Впереди шумным валом перебирались кузнечики, стрекозы, всякая мелкая мошкара, еще способная прыгать и убегать. Ползли змеи, скорпионы, фаланги. Кое-где бежали суслики, зайцы, линялые, в клочьях грязной шерсти, лисицы. А дальше уже не было видно ли сухой травы, ни камней, ни земли — одна сплошная, серая, тягуче-живая масса, которая двигалась к заставе.
Потапов галопом выскочил на лобастый бугор и растерянно огляделся. Везде были мыши. Он вспомнил экспедицию ученых, которые в прошлом году жили на границе, раскапывали мышиные норки, отыскивали разносчиков чумы. Ученые рассказывали пограничникам страшные истории, а те только украдкой посмеивались: «Говорят, больше ста лет прошло, как нет у нас этой болезни, а ежели есть она на той стороне — там и душить ее надо».
Потапов кинул возбужденный взгляд на бойцов, все еще сидевших в седлах, и приказал всем надеть противогазы, а коноводам отвести лошадей на соседний бугор, что поближе к заставе.
— Аксенов, зачем так много бежит мышка-чума?
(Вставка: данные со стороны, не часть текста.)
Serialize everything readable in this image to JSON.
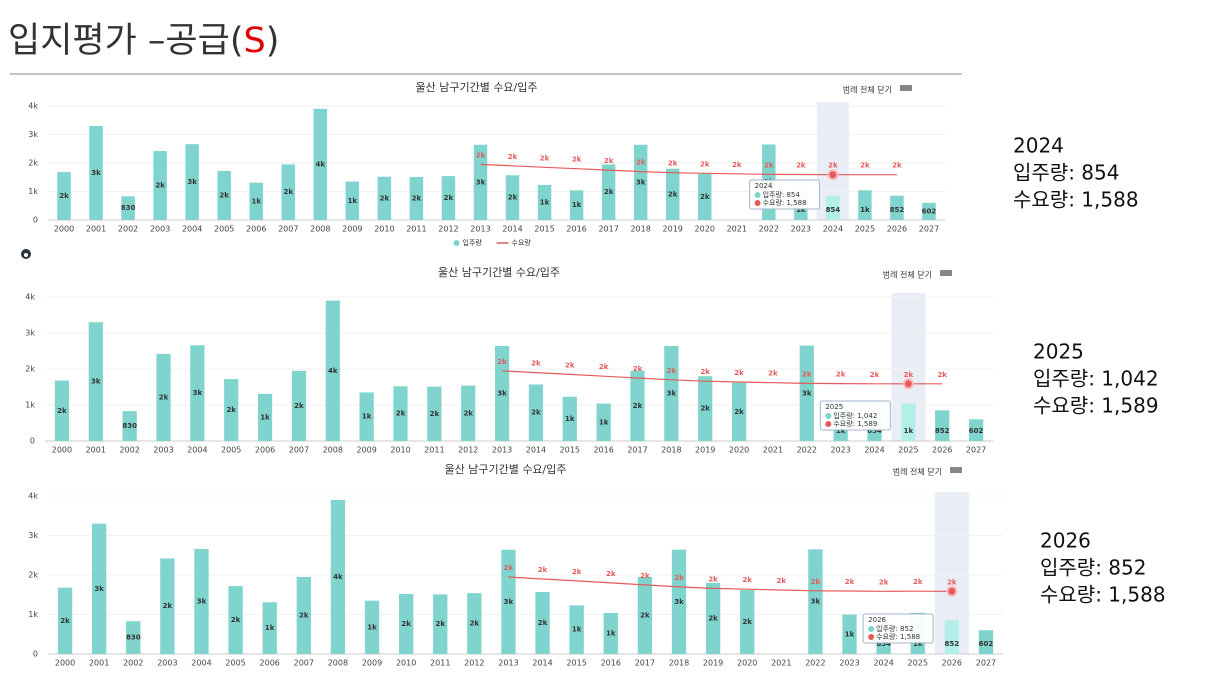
{
  "slide": {
    "title_parts": [
      "입지평가 –공급(",
      "S",
      ")"
    ],
    "notes": [
      {
        "year": "2024",
        "lines": [
          "입주량: 854",
          "수요량: 1,588"
        ]
      },
      {
        "year": "2025",
        "lines": [
          "입주량: 1,042",
          "수요량: 1,589"
        ]
      },
      {
        "year": "2026",
        "lines": [
          "입주량: 852",
          "수요량: 1,588"
        ]
      }
    ]
  },
  "chart_data": [
    {
      "type": "bar",
      "title": "울산 남구기간별 수요/입주",
      "button": "범례 전체 닫기",
      "legend": "bottom",
      "grid": true,
      "categories": [
        "2000",
        "2001",
        "2002",
        "2003",
        "2004",
        "2005",
        "2006",
        "2007",
        "2008",
        "2009",
        "2010",
        "2011",
        "2012",
        "2013",
        "2014",
        "2015",
        "2016",
        "2017",
        "2018",
        "2019",
        "2020",
        "2021",
        "2022",
        "2023",
        "2024",
        "2025",
        "2026",
        "2027"
      ],
      "ylim": [
        0,
        4000
      ],
      "yticks": [
        0,
        {
          "value": 1000,
          "label": "1k"
        },
        {
          "value": 2000,
          "label": "2k"
        },
        {
          "value": 3000,
          "label": "3k"
        },
        {
          "value": 4000,
          "label": "4k"
        }
      ],
      "series": [
        {
          "name": "입주량",
          "color": "#7fd4cd",
          "values": [
            1680,
            3300,
            830,
            2420,
            2660,
            1720,
            1310,
            1950,
            3900,
            1350,
            1520,
            1510,
            1540,
            2640,
            1570,
            1230,
            1040,
            1950,
            2640,
            1800,
            1620,
            null,
            2650,
            1000,
            854,
            1042,
            852,
            602
          ],
          "value_labels": [
            "2k",
            "3k",
            "830",
            "2k",
            "3k",
            "2k",
            "1k",
            "2k",
            "4k",
            "1k",
            "2k",
            "2k",
            "2k",
            "3k",
            "2k",
            "1k",
            "1k",
            "2k",
            "3k",
            "2k",
            "2k",
            null,
            "3k",
            "1k",
            "854",
            "1k",
            "852",
            "602"
          ]
        },
        {
          "name": "수요량",
          "color": "#e35b5b",
          "values": [
            null,
            null,
            null,
            null,
            null,
            null,
            null,
            null,
            null,
            null,
            null,
            null,
            null,
            1950,
            1900,
            1850,
            1800,
            1750,
            1700,
            1660,
            1640,
            1620,
            1600,
            1595,
            1588,
            1589,
            1588,
            null
          ],
          "value_labels": [
            null,
            null,
            null,
            null,
            null,
            null,
            null,
            null,
            null,
            null,
            null,
            null,
            null,
            "2k",
            "2k",
            "2k",
            "2k",
            "2k",
            "2k",
            "2k",
            "2k",
            "2k",
            "2k",
            "2k",
            "2k",
            "2k",
            "2k",
            null
          ]
        }
      ],
      "tooltip": {
        "title": "2024",
        "rows": [
          "입주량: 854",
          "수요량: 1,588"
        ]
      }
    },
    {
      "type": "bar",
      "title": "울산 남구기간별 수요/입주",
      "button": "범례 전체 닫기",
      "grid": true,
      "categories": [
        "2000",
        "2001",
        "2002",
        "2003",
        "2004",
        "2005",
        "2006",
        "2007",
        "2008",
        "2009",
        "2010",
        "2011",
        "2012",
        "2013",
        "2014",
        "2015",
        "2016",
        "2017",
        "2018",
        "2019",
        "2020",
        "2021",
        "2022",
        "2023",
        "2024",
        "2025",
        "2026",
        "2027"
      ],
      "ylim": [
        0,
        4000
      ],
      "yticks": [
        0,
        {
          "value": 1000,
          "label": "1k"
        },
        {
          "value": 2000,
          "label": "2k"
        },
        {
          "value": 3000,
          "label": "3k"
        },
        {
          "value": 4000,
          "label": "4k"
        }
      ],
      "series": [
        {
          "name": "입주량",
          "color": "#7fd4cd",
          "values": [
            1680,
            3300,
            830,
            2420,
            2660,
            1720,
            1310,
            1950,
            3900,
            1350,
            1520,
            1510,
            1540,
            2640,
            1570,
            1230,
            1040,
            1950,
            2640,
            1800,
            1620,
            null,
            2650,
            1000,
            854,
            1042,
            852,
            602
          ],
          "value_labels": [
            "2k",
            "3k",
            "830",
            "2k",
            "3k",
            "2k",
            "1k",
            "2k",
            "4k",
            "1k",
            "2k",
            "2k",
            "2k",
            "3k",
            "2k",
            "1k",
            "1k",
            "2k",
            "3k",
            "2k",
            "2k",
            null,
            "3k",
            "1k",
            "854",
            "1k",
            "852",
            "602"
          ]
        },
        {
          "name": "수요량",
          "color": "#e35b5b",
          "values": [
            null,
            null,
            null,
            null,
            null,
            null,
            null,
            null,
            null,
            null,
            null,
            null,
            null,
            1950,
            1900,
            1850,
            1800,
            1750,
            1700,
            1660,
            1640,
            1620,
            1600,
            1595,
            1588,
            1589,
            1588,
            null
          ],
          "value_labels": [
            null,
            null,
            null,
            null,
            null,
            null,
            null,
            null,
            null,
            null,
            null,
            null,
            null,
            "2k",
            "2k",
            "2k",
            "2k",
            "2k",
            "2k",
            "2k",
            "2k",
            "2k",
            "2k",
            "2k",
            "2k",
            "2k",
            "2k",
            null
          ]
        }
      ],
      "tooltip": {
        "title": "2025",
        "rows": [
          "입주량: 1,042",
          "수요량: 1,589"
        ]
      }
    },
    {
      "type": "bar",
      "title": "울산 남구기간별 수요/입주",
      "button": "범례 전체 닫기",
      "grid": true,
      "categories": [
        "2000",
        "2001",
        "2002",
        "2003",
        "2004",
        "2005",
        "2006",
        "2007",
        "2008",
        "2009",
        "2010",
        "2011",
        "2012",
        "2013",
        "2014",
        "2015",
        "2016",
        "2017",
        "2018",
        "2019",
        "2020",
        "2021",
        "2022",
        "2023",
        "2024",
        "2025",
        "2026",
        "2027"
      ],
      "ylim": [
        0,
        4000
      ],
      "yticks": [
        0,
        {
          "value": 1000,
          "label": "1k"
        },
        {
          "value": 2000,
          "label": "2k"
        },
        {
          "value": 3000,
          "label": "3k"
        },
        {
          "value": 4000,
          "label": "4k"
        }
      ],
      "series": [
        {
          "name": "입주량",
          "color": "#7fd4cd",
          "values": [
            1680,
            3300,
            830,
            2420,
            2660,
            1720,
            1310,
            1950,
            3900,
            1350,
            1520,
            1510,
            1540,
            2640,
            1570,
            1230,
            1040,
            1950,
            2640,
            1800,
            1620,
            null,
            2650,
            1000,
            854,
            1042,
            852,
            602
          ],
          "value_labels": [
            "2k",
            "3k",
            "830",
            "2k",
            "3k",
            "2k",
            "1k",
            "2k",
            "4k",
            "1k",
            "2k",
            "2k",
            "2k",
            "3k",
            "2k",
            "1k",
            "1k",
            "2k",
            "3k",
            "2k",
            "2k",
            null,
            "3k",
            "1k",
            "854",
            "1k",
            "852",
            "602"
          ]
        },
        {
          "name": "수요량",
          "color": "#e35b5b",
          "values": [
            null,
            null,
            null,
            null,
            null,
            null,
            null,
            null,
            null,
            null,
            null,
            null,
            null,
            1950,
            1900,
            1850,
            1800,
            1750,
            1700,
            1660,
            1640,
            1620,
            1600,
            1595,
            1588,
            1589,
            1588,
            null
          ],
          "value_labels": [
            null,
            null,
            null,
            null,
            null,
            null,
            null,
            null,
            null,
            null,
            null,
            null,
            null,
            "2k",
            "2k",
            "2k",
            "2k",
            "2k",
            "2k",
            "2k",
            "2k",
            "2k",
            "2k",
            "2k",
            "2k",
            "2k",
            "2k",
            null
          ]
        }
      ],
      "tooltip": {
        "title": "2026",
        "rows": [
          "입주량: 852",
          "수요량: 1,588"
        ]
      }
    }
  ]
}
А? Скажи, пожалуйста, — спросил Узаков и напялил на лицо противогазную маску. Аксенов махнул рукой: некогда разговорами заниматься.
К бугру на большом галопе подкатили обозные лошади. В повозках было все, что можно найти на заставе: керосин, деготь, бочонок хлорки, бидон креолина.
С повозками появились и фельдшера. Они все выгребли из своих аптечек. На одной повозке привезли плуг. Здоровяк Лисицын торопливо перепряг своих тяжелоногих лошадей из повозки в плуг и, яростно вцепившись в поручни, начал первую борозду на пути мышиного нашествия.